Tobacco campaigners have attacked incompetent film regulators and insouciant politicians for failing to act upon evidence suggesting that teenagers are being lured into smoking by seeing it in movies.
The call by the UK Centre for Tobacco Control Studies for a complete overhaul of film regulation to protect young people from pervasive and highly damaging imagery has been rejected despite what the centre considers compelling evidence.
Alison Lyons and John Britton from the centre wrote:
Smoking in films remains a major and persistent driver of smoking uptake among children and young people, which the actions of irresponsible film makers, incompetent regulators and insouciant politicians are abjectly failing to control.
Researchers at the University of Bristol found that 15-year-olds most exposed to films in which characters smoked were 73% cent more likely to have tried a cigarette, and nearly 50% more likely to be a current smoker, than those who watched the fewest films featuring smoking.

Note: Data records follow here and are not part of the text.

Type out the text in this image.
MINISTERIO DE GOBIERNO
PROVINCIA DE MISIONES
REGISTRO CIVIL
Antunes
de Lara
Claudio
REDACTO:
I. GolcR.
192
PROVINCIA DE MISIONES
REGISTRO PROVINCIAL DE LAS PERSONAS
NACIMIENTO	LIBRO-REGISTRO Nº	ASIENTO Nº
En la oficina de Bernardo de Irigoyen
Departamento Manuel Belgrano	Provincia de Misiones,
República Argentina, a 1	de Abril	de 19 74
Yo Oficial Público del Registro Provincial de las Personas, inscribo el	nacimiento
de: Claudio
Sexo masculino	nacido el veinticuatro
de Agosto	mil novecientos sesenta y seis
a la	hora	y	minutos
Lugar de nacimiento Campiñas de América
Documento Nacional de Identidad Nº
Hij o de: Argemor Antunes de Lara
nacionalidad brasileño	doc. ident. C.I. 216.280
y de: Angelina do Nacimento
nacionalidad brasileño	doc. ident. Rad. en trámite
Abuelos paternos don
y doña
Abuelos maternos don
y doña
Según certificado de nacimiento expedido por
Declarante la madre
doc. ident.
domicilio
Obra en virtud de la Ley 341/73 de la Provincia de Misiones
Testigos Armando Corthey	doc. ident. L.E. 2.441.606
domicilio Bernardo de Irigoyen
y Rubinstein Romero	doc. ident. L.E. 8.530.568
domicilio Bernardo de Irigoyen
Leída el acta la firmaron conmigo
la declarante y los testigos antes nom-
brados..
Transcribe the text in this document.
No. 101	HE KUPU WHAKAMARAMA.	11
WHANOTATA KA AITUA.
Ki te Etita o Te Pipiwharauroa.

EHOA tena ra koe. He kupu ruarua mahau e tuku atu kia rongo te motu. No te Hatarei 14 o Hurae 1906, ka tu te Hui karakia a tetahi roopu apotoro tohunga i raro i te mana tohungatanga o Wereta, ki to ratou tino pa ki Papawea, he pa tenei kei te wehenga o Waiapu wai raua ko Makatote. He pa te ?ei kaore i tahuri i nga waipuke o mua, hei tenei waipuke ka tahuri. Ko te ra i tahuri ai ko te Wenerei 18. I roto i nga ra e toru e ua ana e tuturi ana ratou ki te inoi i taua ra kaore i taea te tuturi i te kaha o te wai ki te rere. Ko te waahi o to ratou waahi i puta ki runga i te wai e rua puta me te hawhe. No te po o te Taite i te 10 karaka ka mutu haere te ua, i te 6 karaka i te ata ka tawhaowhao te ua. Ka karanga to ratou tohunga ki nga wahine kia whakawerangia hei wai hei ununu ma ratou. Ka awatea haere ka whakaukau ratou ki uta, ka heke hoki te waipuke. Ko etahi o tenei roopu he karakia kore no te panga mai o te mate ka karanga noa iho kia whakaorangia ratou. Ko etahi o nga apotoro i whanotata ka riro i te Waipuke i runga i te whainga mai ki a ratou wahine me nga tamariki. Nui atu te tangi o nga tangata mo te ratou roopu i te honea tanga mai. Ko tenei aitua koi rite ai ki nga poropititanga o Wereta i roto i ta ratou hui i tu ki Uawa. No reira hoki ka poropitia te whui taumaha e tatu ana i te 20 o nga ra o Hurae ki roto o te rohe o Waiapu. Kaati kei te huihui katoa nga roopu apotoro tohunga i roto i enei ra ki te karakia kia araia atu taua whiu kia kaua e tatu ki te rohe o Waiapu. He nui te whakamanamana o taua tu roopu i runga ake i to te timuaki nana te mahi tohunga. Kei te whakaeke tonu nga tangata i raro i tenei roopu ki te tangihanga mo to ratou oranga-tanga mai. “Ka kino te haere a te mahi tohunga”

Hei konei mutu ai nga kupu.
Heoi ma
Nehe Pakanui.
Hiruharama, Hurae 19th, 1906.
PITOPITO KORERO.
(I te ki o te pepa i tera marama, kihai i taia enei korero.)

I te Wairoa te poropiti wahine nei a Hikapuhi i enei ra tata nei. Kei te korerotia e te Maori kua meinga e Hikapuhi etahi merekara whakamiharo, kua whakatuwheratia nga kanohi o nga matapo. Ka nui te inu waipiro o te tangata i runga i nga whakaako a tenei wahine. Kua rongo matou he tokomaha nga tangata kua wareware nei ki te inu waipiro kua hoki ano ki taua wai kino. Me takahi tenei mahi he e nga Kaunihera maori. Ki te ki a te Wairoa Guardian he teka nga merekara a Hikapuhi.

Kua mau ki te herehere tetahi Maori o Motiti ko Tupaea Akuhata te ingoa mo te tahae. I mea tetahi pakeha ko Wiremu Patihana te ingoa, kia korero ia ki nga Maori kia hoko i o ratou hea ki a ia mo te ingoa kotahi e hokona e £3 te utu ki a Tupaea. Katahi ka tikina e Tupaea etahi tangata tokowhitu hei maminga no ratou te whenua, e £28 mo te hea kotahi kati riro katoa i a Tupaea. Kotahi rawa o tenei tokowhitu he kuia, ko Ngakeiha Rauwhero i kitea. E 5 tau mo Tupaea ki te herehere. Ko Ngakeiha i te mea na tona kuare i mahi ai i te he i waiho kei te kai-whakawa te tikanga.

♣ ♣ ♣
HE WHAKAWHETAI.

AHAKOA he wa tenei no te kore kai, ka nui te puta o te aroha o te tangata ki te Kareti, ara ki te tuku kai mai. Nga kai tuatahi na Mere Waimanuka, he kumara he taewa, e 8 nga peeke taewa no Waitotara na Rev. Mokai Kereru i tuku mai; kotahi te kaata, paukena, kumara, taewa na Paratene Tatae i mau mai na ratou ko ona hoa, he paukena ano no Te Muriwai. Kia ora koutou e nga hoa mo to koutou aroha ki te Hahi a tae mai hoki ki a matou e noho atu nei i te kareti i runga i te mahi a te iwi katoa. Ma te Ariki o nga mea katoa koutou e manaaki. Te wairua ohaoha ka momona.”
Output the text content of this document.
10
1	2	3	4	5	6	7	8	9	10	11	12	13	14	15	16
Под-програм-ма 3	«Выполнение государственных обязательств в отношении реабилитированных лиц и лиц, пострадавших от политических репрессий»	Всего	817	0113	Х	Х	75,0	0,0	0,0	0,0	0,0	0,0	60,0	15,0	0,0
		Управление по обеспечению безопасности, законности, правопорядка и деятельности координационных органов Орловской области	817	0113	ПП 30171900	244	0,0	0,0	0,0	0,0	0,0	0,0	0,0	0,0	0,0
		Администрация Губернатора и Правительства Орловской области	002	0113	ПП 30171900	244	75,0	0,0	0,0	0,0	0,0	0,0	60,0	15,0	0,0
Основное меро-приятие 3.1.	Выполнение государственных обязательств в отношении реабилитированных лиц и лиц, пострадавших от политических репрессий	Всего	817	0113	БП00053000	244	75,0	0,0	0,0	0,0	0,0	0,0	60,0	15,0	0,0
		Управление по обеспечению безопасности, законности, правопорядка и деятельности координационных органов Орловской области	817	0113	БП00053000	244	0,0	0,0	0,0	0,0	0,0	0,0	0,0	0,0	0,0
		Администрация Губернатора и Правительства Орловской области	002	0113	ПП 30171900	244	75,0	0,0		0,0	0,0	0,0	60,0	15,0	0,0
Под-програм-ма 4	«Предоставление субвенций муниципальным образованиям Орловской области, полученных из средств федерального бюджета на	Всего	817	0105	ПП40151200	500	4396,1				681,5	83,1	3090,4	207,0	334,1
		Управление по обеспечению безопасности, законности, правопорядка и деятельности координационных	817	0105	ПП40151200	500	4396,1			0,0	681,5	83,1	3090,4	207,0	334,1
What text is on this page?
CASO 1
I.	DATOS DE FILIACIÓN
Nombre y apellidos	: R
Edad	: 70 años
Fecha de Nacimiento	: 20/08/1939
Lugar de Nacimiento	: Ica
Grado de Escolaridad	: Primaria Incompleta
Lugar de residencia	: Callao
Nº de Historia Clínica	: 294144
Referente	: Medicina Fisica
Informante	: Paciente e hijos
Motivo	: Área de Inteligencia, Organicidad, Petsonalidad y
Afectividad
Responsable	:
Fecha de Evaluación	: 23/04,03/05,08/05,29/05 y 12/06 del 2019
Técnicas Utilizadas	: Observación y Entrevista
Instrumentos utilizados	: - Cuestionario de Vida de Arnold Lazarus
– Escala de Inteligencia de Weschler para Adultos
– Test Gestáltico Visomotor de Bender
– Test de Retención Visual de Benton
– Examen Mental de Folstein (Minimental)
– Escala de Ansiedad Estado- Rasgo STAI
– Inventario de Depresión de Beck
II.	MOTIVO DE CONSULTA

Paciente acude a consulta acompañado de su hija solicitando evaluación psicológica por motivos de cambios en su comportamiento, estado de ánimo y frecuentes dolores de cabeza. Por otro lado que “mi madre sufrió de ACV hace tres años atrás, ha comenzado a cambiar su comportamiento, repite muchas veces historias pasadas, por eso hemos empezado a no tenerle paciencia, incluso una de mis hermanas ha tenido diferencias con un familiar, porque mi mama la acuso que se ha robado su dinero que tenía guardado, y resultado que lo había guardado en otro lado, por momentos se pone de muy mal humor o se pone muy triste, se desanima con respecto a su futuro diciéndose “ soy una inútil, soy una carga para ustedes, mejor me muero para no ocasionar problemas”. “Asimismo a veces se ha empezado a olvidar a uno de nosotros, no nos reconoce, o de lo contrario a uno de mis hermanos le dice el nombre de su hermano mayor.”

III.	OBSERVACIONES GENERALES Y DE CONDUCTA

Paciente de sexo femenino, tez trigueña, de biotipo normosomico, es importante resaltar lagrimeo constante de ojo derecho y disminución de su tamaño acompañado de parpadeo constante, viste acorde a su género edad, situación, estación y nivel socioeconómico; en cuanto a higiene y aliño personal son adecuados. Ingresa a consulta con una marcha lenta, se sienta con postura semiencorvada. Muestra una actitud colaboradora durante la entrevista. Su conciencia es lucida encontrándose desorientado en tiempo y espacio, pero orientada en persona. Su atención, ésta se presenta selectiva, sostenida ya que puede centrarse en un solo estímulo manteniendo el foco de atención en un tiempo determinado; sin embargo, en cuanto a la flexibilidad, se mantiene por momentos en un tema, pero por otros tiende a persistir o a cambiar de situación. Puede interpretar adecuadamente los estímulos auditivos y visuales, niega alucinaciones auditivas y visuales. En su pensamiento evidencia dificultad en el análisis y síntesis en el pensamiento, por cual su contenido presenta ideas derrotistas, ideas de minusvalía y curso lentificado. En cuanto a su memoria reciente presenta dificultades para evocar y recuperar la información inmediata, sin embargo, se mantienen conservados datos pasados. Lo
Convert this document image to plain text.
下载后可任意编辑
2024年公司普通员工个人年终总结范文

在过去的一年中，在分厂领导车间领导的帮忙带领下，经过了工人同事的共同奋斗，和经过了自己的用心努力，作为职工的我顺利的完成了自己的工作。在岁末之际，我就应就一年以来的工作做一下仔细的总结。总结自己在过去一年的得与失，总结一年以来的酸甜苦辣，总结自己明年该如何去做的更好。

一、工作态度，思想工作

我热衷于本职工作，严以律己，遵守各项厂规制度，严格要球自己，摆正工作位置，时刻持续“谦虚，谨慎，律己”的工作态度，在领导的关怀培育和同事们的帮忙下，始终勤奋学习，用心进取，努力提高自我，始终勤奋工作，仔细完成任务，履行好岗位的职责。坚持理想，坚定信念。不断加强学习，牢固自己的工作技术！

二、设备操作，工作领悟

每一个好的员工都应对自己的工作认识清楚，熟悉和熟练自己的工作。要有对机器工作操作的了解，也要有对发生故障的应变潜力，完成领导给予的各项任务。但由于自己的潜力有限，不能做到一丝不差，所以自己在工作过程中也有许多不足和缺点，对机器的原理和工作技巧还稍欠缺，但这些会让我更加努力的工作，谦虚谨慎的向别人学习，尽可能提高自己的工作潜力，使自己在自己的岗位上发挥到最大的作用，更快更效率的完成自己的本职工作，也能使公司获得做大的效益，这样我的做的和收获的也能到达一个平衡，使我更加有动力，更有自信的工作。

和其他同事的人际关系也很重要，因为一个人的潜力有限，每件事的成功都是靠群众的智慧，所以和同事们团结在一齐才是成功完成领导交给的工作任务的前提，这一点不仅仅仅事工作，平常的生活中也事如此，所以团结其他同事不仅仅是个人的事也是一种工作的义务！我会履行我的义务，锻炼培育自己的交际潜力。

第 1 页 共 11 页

The campaigners call for films that feature smoking to be automatically classified as 18 and to be regarded as dangerous as illicit drugs and violence.
A Department of Culture, Sports and Media spokesman said:
The Government believes the current arrangements provide sufficient control on the depiction of smoking in films and a total ban would be a disproportionate interference. This action would undermine the credibility, and therefore the quality, of domestically produced films.